Houston Nips New York
added 03/11

If the first five games of Spring Training for Houston belied the old March adage that pitching starts out ahead of hitting, Wednesday night's game in Kissimmee in front of 6,116 fans returned us to that venerable wisdom in a big way. The Astros edged the Mets 1-0 in a game in which both teams pitched so well that the lone run that did score scored without benefit of a hit. Richard Hidalgo crossed the plate on Jason Lane's sixth-inning double-play ball, and Taylor Buchholz and Ricky Stone held the line from there in improving Houston's Spring record to 4-2. Stone, battling for a spot in the bullpen (at least in his own mind) as a set-up man or middle reliever, earned a save in the ninth with a strikeout, but the pitchers before him--Buchholz, Mike Gallo, Dan Miceli, Octavio Dotel, and Roy Oswalt were also in fine form.

Oswalt's fineness is on display so often that we might tend to take it for granted, but I made a promise to myself a long time ago that I wouldn't. The man is a treasure, whether he's pitching in a game that counts or one that doesn't. He was good again tonight, allowing a simple single over three innings and notching one strikeout. His counterpart, Jae Wong Seo, was nearly as good, lasting four innings while giving up three hits and two walks and striking out one.

The difference was the Astros' relief corps. Octavio Dotel was a bit shaky in the fourth, walking two, but Micelli and Gallo were on their games. That was particularly important for Gallo, the pitcher of record after Hidalgo scored, because while Miceli has a guaranteed spot, Gallo does not. Buchholz, over two innings, showed again the stuff that's going to be hard for NL batters to figure out, as he struck out three and walked only one. What's interesting to me tonight is the order in which Jimy Williams used his pitchers. Buchholz was used in the seventh and eighth--innings that have some pressure, but not so much that a young man will crack, even in ST. Stone, who surely will be a middle man when April rolls around, handled the ninth like the veteran he is.
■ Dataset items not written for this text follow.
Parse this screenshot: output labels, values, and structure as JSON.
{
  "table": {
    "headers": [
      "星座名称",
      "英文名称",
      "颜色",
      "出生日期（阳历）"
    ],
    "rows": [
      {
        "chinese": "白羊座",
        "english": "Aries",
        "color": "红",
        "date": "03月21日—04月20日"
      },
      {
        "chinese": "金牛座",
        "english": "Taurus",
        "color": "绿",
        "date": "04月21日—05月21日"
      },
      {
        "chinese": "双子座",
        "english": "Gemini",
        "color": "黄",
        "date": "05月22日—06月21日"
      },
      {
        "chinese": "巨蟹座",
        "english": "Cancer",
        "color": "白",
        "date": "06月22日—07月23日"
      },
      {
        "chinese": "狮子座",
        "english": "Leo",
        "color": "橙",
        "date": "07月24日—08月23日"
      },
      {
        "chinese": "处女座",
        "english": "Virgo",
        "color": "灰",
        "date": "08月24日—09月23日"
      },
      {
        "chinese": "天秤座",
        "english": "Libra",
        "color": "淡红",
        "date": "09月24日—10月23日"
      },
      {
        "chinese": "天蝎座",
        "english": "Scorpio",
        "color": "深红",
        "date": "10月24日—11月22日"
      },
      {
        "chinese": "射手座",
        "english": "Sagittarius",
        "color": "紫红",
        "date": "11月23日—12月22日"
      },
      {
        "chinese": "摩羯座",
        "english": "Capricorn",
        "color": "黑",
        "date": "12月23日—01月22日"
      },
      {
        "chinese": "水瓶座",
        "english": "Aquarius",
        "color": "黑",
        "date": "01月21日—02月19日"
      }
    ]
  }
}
New York, for its part, may have found itself another pitcher in the resurrected career of Scott Erickson, who took the hill for the first time in almost two years and followed Seo's four innings with three of his own. Normally, a double-play ball is what you want in any spot, and the run that might score upon isn't going to beat you, but it did tonight because of what Houston could bring along to finish off the game.

Most observers don't rate the Astros' bullpen quite as highly this year as they have in the past for obvious reasons, but I've said all along that, although Houston's finishing kick in the games of 2004 might not be as strong as we've seen, the overall depth of this bullpen, both in terms of the men who make the roster on Opening Day and the arms that could be called upon during the season might make this the deepest bullpen we've seen in many a year. Couple that depth with a rotation that figures to go deeper in games much more often than in the past two seasons and Houston could do more with "less", so to speak, even if Dotel is shakier as a closer than we might forecast, a proposition I'm not willing to agree with yet.

Although Dotel is Houston's new closer, he's not new at the job. His higher percentage of blown saves than Billy Wagner had has misdirected us away from seeing that he has had success, too, in closing out games. When the bell rings, I think Dotel will bring his unhittable stuff right along with him five nights out of six, and the Astros will do just fine. We might even see a bit of a rotation in closers at some point. Between Brad Lidge and Brandon Duckworth, the Astros will have once again a trio of bullpen men with great stuff to call upon, but this year it would not be surprising to find the stuff of those pitchers concentrated in the ninth inning, rather than spread out over the seventh, eighth and ninth. Stone and Miceli, among others, are strong enough to get the game to the ninth if for some reason a starter falters, so I am, wisely or unwisely, less worried about the bullpen than other fans might be.If one "extrapolates" (a word that, come to think of it, should never be used about a baseball game on a lovely night in March) from what we saw Wednesday--one of Houston's best starting pitchers among four great ones, plus a combination of the bullpen that is (Stone, Miceli) with the 'pen that could be (Gallo, Buchholz)--then however differently Jimy Williams manages his pitching resources, the results will be, one would think, at least as good, and probably much better, than they were a year ago, when a staff with an all-time great closer gave up fewer runs than the division winner and lost that division by only a single game.